Michael Pugliese michael098762001 at earthlink.net
Sun Oct 17 12:12:07 PDT 2004


On Sun, 17 Oct 2004 10:11:53 -0700, Joseph Wanzala <jwanzala at hotmail.com> wrote:


> What is the clear connection between Zarquawi, Bin Laden, the Chehens,
> Moslems in Cape Town and Sudan and Zanzibar, Arab radicals in Paraguay
> and Ecuador, Moslems in the Balkans and China, the PLO etc. - the point
> is that there isn't and the 'war on terror' is predicated on the
> assumption that this is one large integrated entity.

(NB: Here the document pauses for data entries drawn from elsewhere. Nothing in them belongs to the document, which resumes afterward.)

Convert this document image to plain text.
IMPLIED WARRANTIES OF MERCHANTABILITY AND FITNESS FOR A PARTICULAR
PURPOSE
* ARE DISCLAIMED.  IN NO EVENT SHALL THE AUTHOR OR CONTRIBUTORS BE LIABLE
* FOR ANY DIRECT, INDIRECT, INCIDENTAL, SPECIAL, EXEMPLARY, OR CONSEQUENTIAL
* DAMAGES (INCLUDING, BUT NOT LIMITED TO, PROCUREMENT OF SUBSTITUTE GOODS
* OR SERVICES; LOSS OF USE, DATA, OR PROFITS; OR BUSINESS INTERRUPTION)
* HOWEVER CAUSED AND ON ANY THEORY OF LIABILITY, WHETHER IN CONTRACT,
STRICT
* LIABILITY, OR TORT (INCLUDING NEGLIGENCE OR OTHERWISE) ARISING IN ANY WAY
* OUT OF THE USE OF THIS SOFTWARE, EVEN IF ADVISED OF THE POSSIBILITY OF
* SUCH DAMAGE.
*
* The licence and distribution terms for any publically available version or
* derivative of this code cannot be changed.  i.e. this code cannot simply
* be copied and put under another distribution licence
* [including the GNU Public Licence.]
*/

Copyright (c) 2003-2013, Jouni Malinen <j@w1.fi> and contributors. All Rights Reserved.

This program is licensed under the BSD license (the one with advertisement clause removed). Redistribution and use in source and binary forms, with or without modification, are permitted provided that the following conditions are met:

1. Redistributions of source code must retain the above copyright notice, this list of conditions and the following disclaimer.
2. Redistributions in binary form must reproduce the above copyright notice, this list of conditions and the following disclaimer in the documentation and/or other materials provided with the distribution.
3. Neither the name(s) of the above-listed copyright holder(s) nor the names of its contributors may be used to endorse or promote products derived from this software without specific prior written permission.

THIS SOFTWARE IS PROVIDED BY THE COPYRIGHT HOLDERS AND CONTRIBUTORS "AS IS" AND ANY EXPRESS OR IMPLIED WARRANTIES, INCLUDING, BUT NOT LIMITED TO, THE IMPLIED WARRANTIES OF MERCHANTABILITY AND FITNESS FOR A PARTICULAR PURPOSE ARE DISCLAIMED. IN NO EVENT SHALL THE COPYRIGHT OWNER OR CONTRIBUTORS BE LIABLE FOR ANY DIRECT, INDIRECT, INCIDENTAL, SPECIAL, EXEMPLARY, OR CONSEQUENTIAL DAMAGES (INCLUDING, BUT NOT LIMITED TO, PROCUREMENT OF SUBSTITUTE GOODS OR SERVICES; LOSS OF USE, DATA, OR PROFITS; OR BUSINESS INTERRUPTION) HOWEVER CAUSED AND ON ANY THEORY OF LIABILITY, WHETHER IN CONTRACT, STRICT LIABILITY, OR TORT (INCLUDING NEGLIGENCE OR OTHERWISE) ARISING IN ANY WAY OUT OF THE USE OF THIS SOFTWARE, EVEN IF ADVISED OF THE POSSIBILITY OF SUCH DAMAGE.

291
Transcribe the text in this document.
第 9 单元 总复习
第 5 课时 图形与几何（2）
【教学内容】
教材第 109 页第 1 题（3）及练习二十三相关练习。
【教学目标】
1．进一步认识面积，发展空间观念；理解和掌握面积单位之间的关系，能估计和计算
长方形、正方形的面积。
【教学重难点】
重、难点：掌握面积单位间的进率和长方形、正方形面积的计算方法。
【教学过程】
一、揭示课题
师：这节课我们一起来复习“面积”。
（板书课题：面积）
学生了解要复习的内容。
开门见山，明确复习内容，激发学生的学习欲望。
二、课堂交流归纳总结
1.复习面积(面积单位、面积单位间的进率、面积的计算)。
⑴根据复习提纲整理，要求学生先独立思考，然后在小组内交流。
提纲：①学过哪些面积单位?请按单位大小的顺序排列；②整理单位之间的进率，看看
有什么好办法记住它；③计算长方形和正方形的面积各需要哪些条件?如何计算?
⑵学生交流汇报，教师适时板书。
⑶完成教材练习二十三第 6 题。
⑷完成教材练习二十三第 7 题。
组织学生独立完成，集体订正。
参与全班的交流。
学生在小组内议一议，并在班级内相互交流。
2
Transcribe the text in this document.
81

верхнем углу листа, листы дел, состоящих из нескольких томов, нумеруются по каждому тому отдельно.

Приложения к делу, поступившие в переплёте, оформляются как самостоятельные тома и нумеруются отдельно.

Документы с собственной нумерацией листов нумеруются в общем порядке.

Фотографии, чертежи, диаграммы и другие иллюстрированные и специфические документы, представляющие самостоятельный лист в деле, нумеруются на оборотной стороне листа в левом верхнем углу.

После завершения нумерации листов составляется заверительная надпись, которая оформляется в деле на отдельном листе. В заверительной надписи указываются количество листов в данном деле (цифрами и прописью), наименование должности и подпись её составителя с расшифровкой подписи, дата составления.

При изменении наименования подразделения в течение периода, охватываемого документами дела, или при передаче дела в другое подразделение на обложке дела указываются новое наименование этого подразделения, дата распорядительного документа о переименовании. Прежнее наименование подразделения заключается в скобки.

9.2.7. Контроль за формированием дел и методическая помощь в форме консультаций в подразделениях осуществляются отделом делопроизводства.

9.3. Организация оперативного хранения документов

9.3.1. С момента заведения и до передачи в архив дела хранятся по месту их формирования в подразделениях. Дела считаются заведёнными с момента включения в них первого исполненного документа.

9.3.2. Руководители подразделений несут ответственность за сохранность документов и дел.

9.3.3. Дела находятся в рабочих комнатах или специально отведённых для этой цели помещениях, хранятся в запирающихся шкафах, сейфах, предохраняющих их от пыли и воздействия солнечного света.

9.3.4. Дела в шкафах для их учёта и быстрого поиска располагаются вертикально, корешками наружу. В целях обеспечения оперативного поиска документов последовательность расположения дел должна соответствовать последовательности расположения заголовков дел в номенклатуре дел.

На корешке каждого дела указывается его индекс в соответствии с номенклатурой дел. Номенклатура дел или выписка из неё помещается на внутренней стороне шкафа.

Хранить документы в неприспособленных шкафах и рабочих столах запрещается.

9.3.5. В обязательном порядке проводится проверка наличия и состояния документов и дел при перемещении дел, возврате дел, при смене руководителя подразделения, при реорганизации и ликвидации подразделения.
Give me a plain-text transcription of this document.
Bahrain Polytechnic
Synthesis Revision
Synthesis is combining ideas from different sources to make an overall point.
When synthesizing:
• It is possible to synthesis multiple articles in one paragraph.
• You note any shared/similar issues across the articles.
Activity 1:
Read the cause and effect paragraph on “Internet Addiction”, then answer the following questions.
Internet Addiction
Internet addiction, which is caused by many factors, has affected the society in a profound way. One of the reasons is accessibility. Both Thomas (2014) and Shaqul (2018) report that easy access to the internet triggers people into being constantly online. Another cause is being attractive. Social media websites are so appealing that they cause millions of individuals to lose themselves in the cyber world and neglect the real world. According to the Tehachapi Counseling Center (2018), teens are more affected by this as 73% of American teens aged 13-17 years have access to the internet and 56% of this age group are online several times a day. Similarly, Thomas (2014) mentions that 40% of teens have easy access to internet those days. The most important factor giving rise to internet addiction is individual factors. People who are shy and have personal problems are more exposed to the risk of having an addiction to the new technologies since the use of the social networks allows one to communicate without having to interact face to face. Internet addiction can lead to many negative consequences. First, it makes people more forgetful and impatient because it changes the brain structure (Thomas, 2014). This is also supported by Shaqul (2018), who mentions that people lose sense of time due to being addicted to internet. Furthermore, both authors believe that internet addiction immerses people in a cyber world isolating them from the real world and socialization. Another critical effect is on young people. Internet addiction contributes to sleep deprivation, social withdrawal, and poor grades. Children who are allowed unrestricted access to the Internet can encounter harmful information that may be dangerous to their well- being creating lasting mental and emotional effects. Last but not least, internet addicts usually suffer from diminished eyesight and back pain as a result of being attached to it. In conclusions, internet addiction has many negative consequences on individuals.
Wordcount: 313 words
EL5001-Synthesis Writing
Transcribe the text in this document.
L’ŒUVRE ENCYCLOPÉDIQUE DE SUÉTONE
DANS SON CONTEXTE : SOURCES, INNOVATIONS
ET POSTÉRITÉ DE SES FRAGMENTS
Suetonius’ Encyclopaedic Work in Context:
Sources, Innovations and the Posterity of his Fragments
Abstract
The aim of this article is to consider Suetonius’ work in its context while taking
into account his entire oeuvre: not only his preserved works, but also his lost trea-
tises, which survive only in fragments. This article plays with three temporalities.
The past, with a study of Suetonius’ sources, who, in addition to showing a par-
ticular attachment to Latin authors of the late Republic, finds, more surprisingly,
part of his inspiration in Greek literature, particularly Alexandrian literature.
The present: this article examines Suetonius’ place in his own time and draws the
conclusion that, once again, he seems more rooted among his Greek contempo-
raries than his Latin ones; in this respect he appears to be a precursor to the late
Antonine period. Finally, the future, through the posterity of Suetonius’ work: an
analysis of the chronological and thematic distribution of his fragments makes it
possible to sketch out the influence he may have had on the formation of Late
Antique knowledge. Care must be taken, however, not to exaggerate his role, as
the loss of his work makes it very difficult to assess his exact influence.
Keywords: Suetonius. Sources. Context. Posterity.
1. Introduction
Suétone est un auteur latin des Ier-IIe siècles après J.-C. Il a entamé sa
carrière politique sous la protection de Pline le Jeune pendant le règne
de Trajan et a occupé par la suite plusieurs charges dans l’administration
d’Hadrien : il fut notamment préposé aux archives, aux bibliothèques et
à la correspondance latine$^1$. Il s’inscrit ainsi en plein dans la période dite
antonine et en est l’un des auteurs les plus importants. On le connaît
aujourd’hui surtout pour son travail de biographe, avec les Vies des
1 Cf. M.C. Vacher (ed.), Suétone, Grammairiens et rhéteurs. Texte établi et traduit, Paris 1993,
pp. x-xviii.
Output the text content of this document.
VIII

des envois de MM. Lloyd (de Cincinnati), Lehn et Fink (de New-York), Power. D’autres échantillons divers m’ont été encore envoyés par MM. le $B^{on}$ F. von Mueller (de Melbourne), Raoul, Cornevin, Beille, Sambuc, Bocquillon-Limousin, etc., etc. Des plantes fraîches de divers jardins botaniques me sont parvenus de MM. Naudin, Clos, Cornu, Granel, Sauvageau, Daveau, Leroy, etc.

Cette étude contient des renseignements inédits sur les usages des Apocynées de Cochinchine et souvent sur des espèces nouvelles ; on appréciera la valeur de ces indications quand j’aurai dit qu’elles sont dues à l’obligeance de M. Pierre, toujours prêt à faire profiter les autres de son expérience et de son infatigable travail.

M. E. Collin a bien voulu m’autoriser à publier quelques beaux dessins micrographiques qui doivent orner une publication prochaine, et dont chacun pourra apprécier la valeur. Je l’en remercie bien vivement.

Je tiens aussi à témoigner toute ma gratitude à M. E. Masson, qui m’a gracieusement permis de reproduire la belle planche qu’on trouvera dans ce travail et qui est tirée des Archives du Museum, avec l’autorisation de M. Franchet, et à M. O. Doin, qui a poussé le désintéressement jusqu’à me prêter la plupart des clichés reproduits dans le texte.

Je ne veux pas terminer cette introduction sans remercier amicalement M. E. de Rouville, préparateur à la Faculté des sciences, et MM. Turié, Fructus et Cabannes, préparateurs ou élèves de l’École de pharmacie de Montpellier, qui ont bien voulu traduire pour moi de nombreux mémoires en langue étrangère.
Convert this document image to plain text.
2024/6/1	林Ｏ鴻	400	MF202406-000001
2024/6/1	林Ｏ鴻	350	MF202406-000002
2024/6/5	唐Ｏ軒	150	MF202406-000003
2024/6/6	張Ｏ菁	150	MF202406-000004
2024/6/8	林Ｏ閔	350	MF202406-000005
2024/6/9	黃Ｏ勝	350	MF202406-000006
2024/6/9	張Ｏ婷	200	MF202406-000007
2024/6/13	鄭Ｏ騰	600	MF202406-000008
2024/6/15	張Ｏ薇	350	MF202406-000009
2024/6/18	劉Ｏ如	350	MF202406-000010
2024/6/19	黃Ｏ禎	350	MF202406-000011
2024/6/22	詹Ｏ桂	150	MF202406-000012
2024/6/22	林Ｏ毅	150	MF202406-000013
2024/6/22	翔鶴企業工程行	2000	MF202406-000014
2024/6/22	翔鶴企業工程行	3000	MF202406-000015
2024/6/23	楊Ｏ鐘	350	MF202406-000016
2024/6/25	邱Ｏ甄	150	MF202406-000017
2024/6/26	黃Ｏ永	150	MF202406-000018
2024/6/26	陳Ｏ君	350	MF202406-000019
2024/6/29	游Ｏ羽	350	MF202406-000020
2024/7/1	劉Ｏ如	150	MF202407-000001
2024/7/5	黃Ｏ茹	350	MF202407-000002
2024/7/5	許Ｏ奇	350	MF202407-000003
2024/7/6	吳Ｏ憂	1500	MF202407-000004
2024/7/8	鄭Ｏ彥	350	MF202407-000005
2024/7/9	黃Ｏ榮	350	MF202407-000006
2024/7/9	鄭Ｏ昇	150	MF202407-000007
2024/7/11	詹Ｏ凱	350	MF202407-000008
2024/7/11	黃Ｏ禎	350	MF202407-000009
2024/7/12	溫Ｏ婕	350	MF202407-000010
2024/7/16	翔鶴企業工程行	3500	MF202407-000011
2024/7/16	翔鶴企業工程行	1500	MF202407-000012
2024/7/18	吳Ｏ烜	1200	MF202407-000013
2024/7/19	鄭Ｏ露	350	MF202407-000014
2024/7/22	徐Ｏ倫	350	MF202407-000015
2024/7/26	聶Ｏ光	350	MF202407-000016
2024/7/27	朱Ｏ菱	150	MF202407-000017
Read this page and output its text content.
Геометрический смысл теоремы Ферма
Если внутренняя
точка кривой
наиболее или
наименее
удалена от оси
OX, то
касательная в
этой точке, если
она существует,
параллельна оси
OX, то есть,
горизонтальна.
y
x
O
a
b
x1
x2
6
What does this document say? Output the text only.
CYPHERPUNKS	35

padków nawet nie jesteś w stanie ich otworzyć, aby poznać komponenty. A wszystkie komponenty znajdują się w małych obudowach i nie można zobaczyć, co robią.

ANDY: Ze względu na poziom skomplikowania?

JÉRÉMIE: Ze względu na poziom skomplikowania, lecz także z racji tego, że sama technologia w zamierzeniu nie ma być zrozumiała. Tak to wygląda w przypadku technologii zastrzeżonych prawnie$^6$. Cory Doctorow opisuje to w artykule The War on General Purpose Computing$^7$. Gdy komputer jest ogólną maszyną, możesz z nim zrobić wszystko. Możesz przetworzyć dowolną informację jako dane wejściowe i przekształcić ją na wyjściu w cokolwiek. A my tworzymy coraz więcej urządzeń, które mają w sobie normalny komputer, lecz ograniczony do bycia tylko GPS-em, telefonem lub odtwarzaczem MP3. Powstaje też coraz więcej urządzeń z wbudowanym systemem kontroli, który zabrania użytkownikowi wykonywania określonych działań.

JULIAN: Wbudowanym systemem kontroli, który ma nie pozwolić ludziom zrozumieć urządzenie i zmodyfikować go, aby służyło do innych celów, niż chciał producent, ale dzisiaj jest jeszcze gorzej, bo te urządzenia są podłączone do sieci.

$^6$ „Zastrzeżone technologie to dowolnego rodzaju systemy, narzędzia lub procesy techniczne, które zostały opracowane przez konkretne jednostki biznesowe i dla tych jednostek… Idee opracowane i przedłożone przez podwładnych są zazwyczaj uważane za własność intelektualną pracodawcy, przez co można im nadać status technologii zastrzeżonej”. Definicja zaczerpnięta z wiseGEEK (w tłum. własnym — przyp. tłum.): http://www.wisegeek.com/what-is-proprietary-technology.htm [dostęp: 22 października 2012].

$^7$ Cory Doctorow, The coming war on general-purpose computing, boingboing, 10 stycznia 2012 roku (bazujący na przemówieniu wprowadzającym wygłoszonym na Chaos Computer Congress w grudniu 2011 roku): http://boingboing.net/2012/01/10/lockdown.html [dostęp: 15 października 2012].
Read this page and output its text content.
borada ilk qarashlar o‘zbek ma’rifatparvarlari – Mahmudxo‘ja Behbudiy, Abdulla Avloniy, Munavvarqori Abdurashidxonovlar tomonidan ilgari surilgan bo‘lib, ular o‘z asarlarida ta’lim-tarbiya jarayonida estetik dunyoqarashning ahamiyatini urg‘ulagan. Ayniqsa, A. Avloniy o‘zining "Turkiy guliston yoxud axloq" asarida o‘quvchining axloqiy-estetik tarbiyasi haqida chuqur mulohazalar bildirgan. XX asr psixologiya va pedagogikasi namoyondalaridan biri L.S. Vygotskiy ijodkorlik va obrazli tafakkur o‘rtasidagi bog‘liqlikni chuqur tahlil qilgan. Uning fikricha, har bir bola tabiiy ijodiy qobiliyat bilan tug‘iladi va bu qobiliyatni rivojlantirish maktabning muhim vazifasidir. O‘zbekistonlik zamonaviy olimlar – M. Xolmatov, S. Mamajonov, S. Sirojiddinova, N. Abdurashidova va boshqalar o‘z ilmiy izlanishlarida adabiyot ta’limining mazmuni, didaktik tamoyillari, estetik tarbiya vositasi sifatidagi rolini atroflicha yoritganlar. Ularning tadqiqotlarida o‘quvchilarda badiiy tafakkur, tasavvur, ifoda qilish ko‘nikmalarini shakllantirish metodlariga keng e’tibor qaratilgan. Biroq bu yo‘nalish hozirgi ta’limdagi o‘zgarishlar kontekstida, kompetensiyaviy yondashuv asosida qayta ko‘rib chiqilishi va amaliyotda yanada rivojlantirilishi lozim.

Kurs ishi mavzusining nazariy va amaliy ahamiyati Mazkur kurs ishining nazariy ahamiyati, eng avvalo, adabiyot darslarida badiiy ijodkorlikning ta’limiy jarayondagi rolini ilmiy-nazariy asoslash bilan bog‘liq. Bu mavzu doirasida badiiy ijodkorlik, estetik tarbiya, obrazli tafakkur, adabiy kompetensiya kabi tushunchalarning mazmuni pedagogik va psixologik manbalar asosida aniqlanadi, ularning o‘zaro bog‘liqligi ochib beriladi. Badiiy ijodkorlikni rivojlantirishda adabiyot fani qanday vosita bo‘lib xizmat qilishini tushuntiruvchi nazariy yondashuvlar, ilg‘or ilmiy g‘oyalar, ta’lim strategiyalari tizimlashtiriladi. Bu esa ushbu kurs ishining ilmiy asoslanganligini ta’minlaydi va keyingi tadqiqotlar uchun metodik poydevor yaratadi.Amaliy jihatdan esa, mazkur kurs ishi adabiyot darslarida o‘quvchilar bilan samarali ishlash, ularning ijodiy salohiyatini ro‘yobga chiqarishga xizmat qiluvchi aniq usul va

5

Terrorism scholars and policy makers, from the RAND Corporation's Arquilla and Ronfeldt to those that publish in journals like Parameters

from the US Army War College don't postulate such. Instead they see a "network if networks, " decentralized in a cellular structure, (the Madrid train bombings, for example were not ordered by a "Terrorist Int'l.", only far rightists like Yossef Bodansky would say so). http://www.google.com/search?q=Al++Qaeda+%22network+of+networks http://www.findarticles.com/p/articles/mi_m0FQP/is_4646_132/ai_105656700 (John Gray on al-Qaeda and Burke.) http://www.jamestown.org/publications_details.php?volume_id=400&issue_id=2909&article_id=23535 (Conservative think tank focusing on Russia, interview w/ Burke.) http://www.boomerangbooks.com/reviews/al_qaeda.htm Book Review Al-Qaeda: Casting a Shadow of Terror by Jason Burke. The basic premise of Burke’s analysis is to question whether Al Qa’eda was and is a coherent organisation or a network of networks controlling and directing trans-national Islamist terrorism. He concludes that Al Qa’eda usually operated at the margins of the real threat of Islamic terrorism. Many of the acts attributed to Al Qa’eda, such as the East Africa bombing in 1998 or the ‘Millenium Plot‘ in 1999, were conceived and attempted by individuals or groups outside the aegis of the inner hardcore grouping of Al Qa’eda. Osama Bin Laden was and is by no means the master controller. Consequently the jihadi-salafist Al Qa’eda worldview acts more as a formula than a network, a function not an entity. ‘Islamic militancy is a broad based, multivalent, diverse movement. It goes far beyond the deeds or words of one man or one small organisation’. There is no ‘network of networks’ nor are there ‘tentacles of terror’, as each applies a degree of central control that Burke believes simply does not exist.